E’ giusto che i figli dei ricchi possano ereditare i patrimoni dei genitori?

Leggendo l’ultimo numero di Internazionale, ho scoperto un articolo di Arundhati Roy, una scrittice indiana, estratto da un suo discorso fatto davanti ai manifestanti di Occupy Wall Street. Oltre a parlare degli interessi dell’economia militare Usa e delle simili ingiustizie in India, la scrittrice, alla fine del suo pezzo, formula quattro proposte per una  società più equa. Molte sono interessanti e necessarie come  il mettere fine alle proprietà incrociate nel mondo degli affari: ad esempio i produttori di armamenti non possono controllare reti televisive, le società minerarie non possono gestire i giornali, le aziende non possono finanziare le università, i gruppi farmaceutici non possono controllare i fondi per la sanità pubblica.

Ma quella che mi colpisce di più è questa proposta: i figli dei ricchi non possono ereditare la ricchezza dei genitori. Non l’avevo mai sentita dire. Eppure avrebbe un senso: troppo spesso vediamo famiglie che da generazioni si tramandano il controllo di imperi economici. Anche in Italia il fenomeno è diffuso: si tende sempre a tramandare ai figli il proprio patrimonio, anche quello relazionale, perché così è più semplice, più immediato, e lascia un senso compiuto  e di soddisfazione nella propria vita vedere che tutto finisce “in famiglia”. Ed è così che nel nostro Paese non c’è più mobilità sociale:

secondo il 13° rapporto di Almalaurea, a seconda della classe sociale di origine è differente la scelta del percorso universitario e del lavoro che ne consegue. 73 laureati su cento “portano a casa” la laurea per la prima volta (ovvero provengono da famiglie dove i genitori sono privi di titolo di studio universitario), ma dati interessanti si ottengono dal confronto tra laurea del padre e laurea del figlio, molto più coincidenti di quanto ci si sarebbe potuto attendere. Una coincidenza che, se pare quasi tradizionale nelle lauree di accesso alle professioni liberali (giurisprudenza, ingegneria, farmacia, medicina), non sembrava altrettanto prevedibile per gli altri percorsi di studio. Così il 43% dei padri ingegneri ha un figlio laureato in ingegneria; il 43% dei padri laureati in giurisprudenza ha un figlio con il medesimo titolo di studio; il 32% dei padri economisti ha un figlio con lo stesso tipo di laurea; il 31% dei padri medici ha un figlio con lo stesso tipo di laurea; il 29% dei padri laureati in lingue ha un figlio laureato in lingue; il 24% dei padri chimici o farmacisti ha un figlio che ha scelto lo stesso percorso di studio; il 23% dei padri psicologi ha un figlio laureatosi nella medesima disciplina; il 19% dei padri architetti ha un figlio architetto.

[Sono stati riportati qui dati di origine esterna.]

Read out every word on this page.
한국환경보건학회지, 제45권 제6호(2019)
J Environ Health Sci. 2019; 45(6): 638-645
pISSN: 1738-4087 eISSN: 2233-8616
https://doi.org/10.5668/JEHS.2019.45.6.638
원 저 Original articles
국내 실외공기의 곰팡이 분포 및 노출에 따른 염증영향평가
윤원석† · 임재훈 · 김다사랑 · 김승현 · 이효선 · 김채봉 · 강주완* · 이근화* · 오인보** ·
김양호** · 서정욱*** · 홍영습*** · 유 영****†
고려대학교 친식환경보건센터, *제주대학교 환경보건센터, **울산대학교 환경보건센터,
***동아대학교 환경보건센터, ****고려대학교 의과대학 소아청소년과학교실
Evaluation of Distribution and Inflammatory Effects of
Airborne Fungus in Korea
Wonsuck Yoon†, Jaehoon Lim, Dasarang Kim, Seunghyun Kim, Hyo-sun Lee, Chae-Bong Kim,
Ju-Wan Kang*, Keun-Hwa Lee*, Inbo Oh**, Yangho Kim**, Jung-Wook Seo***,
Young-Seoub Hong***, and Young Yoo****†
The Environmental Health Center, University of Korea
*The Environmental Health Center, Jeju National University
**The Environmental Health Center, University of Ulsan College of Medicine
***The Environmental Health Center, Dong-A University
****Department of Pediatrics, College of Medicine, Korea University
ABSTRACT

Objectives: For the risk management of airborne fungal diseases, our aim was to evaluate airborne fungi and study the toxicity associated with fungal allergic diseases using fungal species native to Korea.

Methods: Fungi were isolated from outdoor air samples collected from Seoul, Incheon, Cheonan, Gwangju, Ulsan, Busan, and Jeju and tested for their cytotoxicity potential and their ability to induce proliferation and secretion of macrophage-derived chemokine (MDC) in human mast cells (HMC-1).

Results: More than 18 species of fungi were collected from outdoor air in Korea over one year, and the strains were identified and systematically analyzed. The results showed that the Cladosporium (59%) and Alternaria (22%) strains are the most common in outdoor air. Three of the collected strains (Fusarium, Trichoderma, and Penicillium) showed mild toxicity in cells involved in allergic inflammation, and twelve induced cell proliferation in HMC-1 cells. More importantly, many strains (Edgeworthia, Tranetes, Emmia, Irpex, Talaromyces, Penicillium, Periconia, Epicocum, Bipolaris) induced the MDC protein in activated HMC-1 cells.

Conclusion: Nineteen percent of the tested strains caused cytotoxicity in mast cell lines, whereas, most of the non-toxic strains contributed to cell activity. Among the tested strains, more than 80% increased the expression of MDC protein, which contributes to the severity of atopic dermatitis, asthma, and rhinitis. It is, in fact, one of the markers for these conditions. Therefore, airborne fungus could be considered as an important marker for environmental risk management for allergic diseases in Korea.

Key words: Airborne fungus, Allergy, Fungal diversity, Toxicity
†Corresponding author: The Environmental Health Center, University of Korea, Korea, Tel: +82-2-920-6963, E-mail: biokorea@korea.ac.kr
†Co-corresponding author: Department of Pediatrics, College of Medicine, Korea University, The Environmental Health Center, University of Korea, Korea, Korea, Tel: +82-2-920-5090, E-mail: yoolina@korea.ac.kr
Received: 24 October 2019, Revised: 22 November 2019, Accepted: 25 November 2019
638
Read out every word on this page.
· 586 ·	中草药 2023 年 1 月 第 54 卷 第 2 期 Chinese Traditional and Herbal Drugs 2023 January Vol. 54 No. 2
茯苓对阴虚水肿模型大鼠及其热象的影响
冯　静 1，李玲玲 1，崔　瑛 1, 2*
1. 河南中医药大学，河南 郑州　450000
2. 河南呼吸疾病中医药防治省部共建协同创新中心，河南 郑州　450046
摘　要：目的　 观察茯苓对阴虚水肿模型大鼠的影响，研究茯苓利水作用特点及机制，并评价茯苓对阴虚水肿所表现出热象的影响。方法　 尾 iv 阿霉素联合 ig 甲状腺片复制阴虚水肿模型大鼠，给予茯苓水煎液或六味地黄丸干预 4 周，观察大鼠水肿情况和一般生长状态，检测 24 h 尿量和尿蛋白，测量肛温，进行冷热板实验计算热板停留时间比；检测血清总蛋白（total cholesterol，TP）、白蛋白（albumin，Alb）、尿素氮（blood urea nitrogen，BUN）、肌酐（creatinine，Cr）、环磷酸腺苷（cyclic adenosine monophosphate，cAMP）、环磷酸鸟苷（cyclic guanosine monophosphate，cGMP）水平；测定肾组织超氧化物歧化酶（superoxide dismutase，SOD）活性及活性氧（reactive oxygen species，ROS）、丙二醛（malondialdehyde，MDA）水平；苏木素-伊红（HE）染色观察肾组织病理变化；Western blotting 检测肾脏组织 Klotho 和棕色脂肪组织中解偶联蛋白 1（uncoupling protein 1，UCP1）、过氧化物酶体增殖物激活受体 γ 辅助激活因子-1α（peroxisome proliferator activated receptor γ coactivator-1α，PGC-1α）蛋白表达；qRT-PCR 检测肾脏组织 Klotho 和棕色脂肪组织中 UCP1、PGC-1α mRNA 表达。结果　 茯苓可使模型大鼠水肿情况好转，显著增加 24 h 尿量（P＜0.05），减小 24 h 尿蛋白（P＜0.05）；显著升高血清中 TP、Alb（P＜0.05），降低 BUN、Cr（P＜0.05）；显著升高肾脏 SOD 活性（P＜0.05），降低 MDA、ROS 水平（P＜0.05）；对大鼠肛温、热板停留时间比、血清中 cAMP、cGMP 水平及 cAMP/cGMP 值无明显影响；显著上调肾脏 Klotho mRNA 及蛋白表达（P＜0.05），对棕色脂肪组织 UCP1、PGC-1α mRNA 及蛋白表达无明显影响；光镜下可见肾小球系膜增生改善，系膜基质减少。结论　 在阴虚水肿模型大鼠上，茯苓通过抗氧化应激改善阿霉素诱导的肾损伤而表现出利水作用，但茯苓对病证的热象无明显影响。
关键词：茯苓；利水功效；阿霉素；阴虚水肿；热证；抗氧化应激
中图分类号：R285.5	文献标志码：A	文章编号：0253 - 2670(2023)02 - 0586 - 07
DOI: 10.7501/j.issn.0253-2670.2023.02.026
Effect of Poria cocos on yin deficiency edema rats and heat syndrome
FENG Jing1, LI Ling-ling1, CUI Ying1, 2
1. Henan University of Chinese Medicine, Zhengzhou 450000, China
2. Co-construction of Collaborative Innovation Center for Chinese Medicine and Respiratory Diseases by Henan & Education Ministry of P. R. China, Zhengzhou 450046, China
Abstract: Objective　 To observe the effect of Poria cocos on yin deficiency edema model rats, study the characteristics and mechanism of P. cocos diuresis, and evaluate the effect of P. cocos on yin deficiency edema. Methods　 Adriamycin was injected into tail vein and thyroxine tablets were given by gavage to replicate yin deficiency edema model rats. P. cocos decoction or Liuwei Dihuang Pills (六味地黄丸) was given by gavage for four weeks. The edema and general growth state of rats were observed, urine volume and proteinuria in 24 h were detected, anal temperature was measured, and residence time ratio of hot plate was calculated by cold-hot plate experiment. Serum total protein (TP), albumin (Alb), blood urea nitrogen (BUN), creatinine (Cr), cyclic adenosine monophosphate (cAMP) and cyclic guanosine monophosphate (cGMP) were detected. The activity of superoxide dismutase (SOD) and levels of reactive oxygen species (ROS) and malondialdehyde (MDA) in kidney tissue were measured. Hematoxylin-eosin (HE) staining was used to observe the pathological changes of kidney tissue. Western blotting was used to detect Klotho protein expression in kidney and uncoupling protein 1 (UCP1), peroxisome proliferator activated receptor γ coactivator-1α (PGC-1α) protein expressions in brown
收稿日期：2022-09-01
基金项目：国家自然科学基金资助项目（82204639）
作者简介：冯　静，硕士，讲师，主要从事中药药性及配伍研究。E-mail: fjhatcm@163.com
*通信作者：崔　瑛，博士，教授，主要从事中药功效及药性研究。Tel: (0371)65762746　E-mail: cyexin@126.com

Non so se la proposta di Roy è giusta o no. Ad esempio impedirebbe a chi se lo merita di ottenere parte di quel patrimonio che magari ha contribuito a costruire. Certamente bisogna evitare il continuo riprodursi di “caste”, termine che da noi viene associato alla politica, ma che invece sono ancorate saldamente in tanti altri aspetti della società.

Allora ripartiamo dalle basi: un nuovo nato, di qualunque ceto , deve avere le stesse possibilità di vivere una vita soddisfacente, di aspirare allo stesso lavoro, di avere le stesse condizioni di esprimersi del suo “vicino” di culla. Da questo assioma possiamo costruire una società più giusta.